Walter also discovers that money does not make him a man. Although he finds temporary happiness in Mama’s decision to allow him to control the remainder of the insurance payout, he realizes quickly that money is easily gone. Another man humiliates and dupes him. At this moment, he realizes what Mama already knew, that “that money is made out of my father’s flesh” (116). The check isn’t a windfall. It is simply an insufficient payout to compensate for the unfulfilled dreams of a man who died before his time. His loss of Beneatha’s medical school tuition money, which his mother instructed him to set aside, shows how one poor choice can potentially kill not only his but his sister’s and his wife’s dreams. The liquor store dream represents his unrealistic desire for quick wealth. He trusts men who his wife recognizes as untrustworthy, he accepts the participation in bribery out of his impatience, and he invests money that is not his.

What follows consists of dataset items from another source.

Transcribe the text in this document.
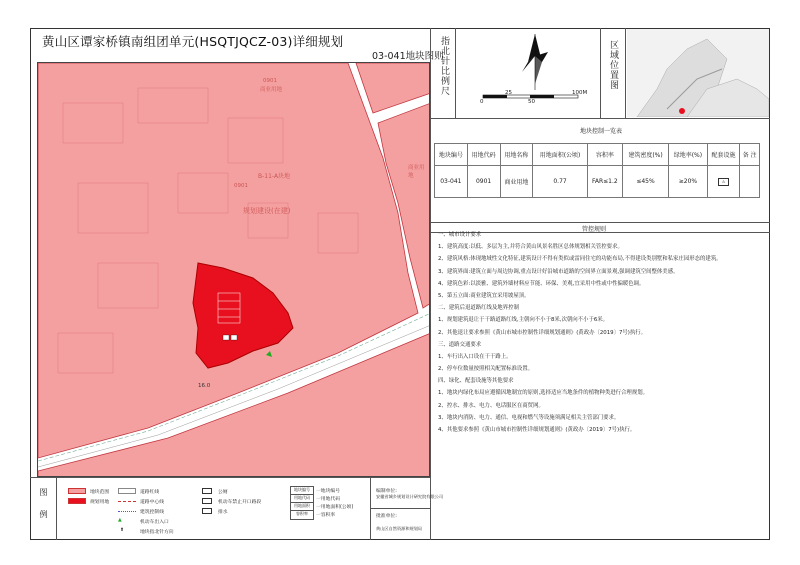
黄山区谭家桥镇南组团单元(HSQTJQCZ-03)详细规划
03-041地块图则
B-11-A块地
0901
规划建设(在建)
0901
商业用地
商业用地
16.0
指北针比例尺
0
25
50
100M
区域位置图
地块控制一览表
地块编号	用地代码	用地名称	用地面积(公顷)	容积率	建筑密度(%)	绿地率(%)	配套设施	备 注
03-041	0901	商业用地	0.77	FAR≤1.2	≤45%	≥20%	⚠	
管控规则

一、城市设计要求

1、建筑高度:以低、多层为主,并符合黄山风景名胜区总体规划相关管控要求。

2、建筑风格:体现地域性文化特征,建筑设计不得有类似或雷同住宅的功能布局,不得建设类别墅和私家庄园形态的建筑。

3、建筑界面:建筑立面与周边协调,重点设计好沿城市道路的空间界立面景观,强调建筑空间整体美感。

4、建筑色彩:以淡雅、建筑外墙材料应节能、环保、美观,宜采用中性或中性偏暖色调。

5、第五立面:商业建筑宜采用坡屋顶。

二、建筑后退道路红线及地界控制

1、规划建筑退让于干路道路红线,主朝向不小于8米,次朝向不小于6米。

2、其他退让要求参照《黄山市城市控制性详细规划通则》(黄政办〔2019〕7号)执行。

三、道路交通要求

1、车行出入口设在干干路上。

2、停车位数量按照相关配置标准设置。

四、绿化、配套设施等其他要求

1、地块内绿化布局应遵循因地制宜的原则,选择适应当地条件的植物种类进行合理规划。

2、控水、排水、电力、电话服区在商贸网。

3、地块内消防、电力、通信、电视和燃气等设施须满足相关主管部门要求。

4、其他要求参照《黄山市城市控制性详细规划通则》(黄政办〔2019〕7号)执行。

图例	地块范围
规划用地
道路红线
道路中心线
建筑控制线
▲	机动车出入口
⬆	地块指北针方向
公厕
机动车禁止开口路段
排水
地块编号
用地代码
用地面积
容积率
一地块编号
一用地代码
一用地面积(公顷)
一容积率
编制单位:
安徽省城乡规划设计研究院有限公司
批准单位:
黄山区自然资源和规划局
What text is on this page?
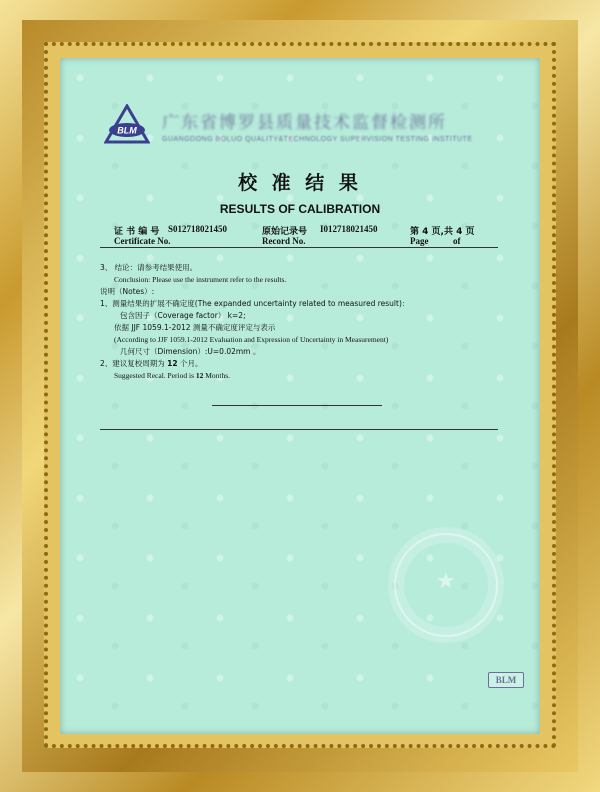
BLM 广东省博罗县质量技术监督检测所
GUANGDONG BOLUO QUALITY&TECHNOLOGY SUPERVISION TESTING INSTITUTE
校 准 结 果
RESULTS OF CALIBRATION
证 书 编 号 S012718021450
Certificate No.
原始记录号 I012718021450
Record No.
第 4 页,共 4 页
Page	of
3、 结论：请参考结果使用。
Conclusion: Please use the instrument refer to the results.
说明（Notes）:
1、测量结果的扩展不确定度(The expanded uncertainty related to measured result)：
包含因子（Coverage factor） k=2;
依据 JJF 1059.1-2012 测量不确定度评定与表示
(According to JJF 1059.1-2012 Evaluation and Expression of Uncertainty in Measurement)
几何尺寸（Dimension）:U=0.02mm 。
2、建议复校周期为 12 个月。
Suggested Recal. Period is 12 Months.
★
BLM
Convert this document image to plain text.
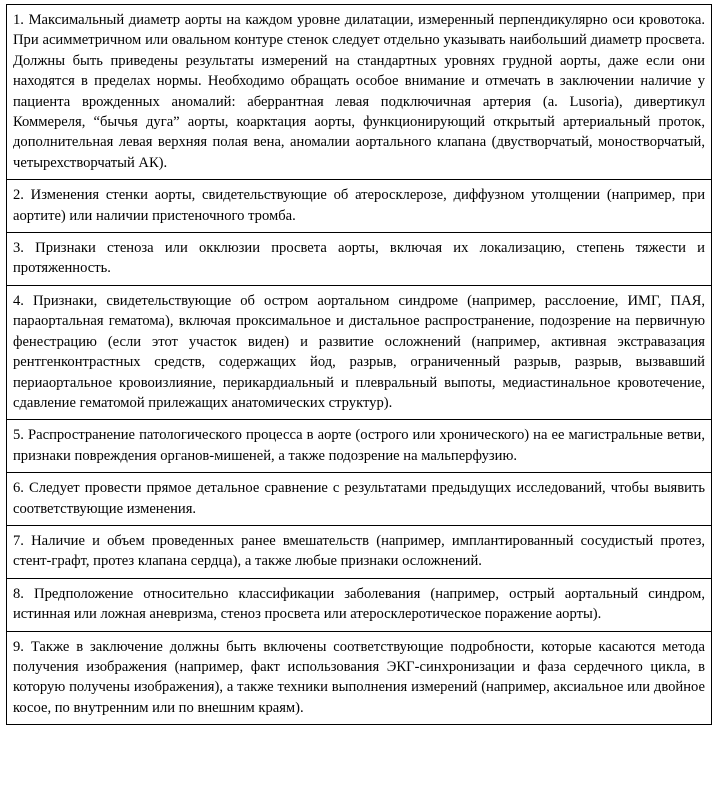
1. Максимальный диаметр аорты на каждом уровне дилатации, измеренный перпендикулярно оси кровотока. При асимметричном или овальном контуре стенок следует отдельно указывать наибольший диаметр просвета. Должны быть приведены результаты измерений на стандартных уровнях грудной аорты, даже если они находятся в пределах нормы. Необходимо обращать особое внимание и отмечать в заключении наличие у пациента врожденных аномалий: аберрантная левая подключичная артерия (a. Lusoria), дивертикул Коммереля, “бычья дуга” аорты, коарктация аорты, функционирующий открытый артериальный проток, дополнительная левая верхняя полая вена, аномалии аортального клапана (двустворчатый, моностворчатый, четырехстворчатый АК).

2. Изменения стенки аорты, свидетельствующие об атеросклерозе, диффузном утолщении (например, при аортите) или наличии пристеночного тромба.

3. Признаки стеноза или окклюзии просвета аорты, включая их локализацию, степень тяжести и протяженность.

4. Признаки, свидетельствующие об остром аортальном синдроме (например, расслоение, ИМГ, ПАЯ, параортальная гематома), включая проксимальное и дистальное распространение, подозрение на первичную фенестрацию (если этот участок виден) и развитие осложнений (например, активная экстравазация рентгенконтрастных средств, содержащих йод, разрыв, ограниченный разрыв, разрыв, вызвавший периаортальное кровоизлияние, перикардиальный и плевральный выпоты, медиастинальное кровотечение, сдавление гематомой прилежащих анатомических структур).

5. Распространение патологического процесса в аорте (острого или хронического) на ее магистральные ветви, признаки повреждения органов-мишеней, а также подозрение на мальперфузию.

6. Следует провести прямое детальное сравнение с результатами предыдущих исследований, чтобы выявить соответствующие изменения.

7. Наличие и объем проведенных ранее вмешательств (например, имплантированный сосудистый протез, стент-графт, протез клапана сердца), а также любые признаки осложнений.

8. Предположение относительно классификации заболевания (например, острый аортальный синдром, истинная или ложная аневризма, стеноз просвета или атеросклеротическое поражение аорты).

9. Также в заключение должны быть включены соответствующие подробности, которые касаются метода получения изображения (например, факт использования ЭКГ-синхронизации и фаза сердечного цикла, в которую получены изображения), а также техники выполнения измерений (например, аксиальное или двойное косое, по внутренним или по внешним краям).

Mama’s choice to invest in the house before allowing Walter to take control of the money means that, at the end of Act II, hers is the only dream left potentially alive. However, the arrival of Karl Lindner threatens that as well. Mama may lose her dream of a homestead to racist neighbors. For Mama, the house is a legacy. It is a tangible estate that can be passed down, establishing a home base for the Younger family. Beneatha’s medical school also represents her legacy, as she raises a daughter who succeeds her in the world and fulfills dreams she never dared to dream. When Walter loses the money, Mama sees her legacy—the legitimization of the Younger family—disappearing.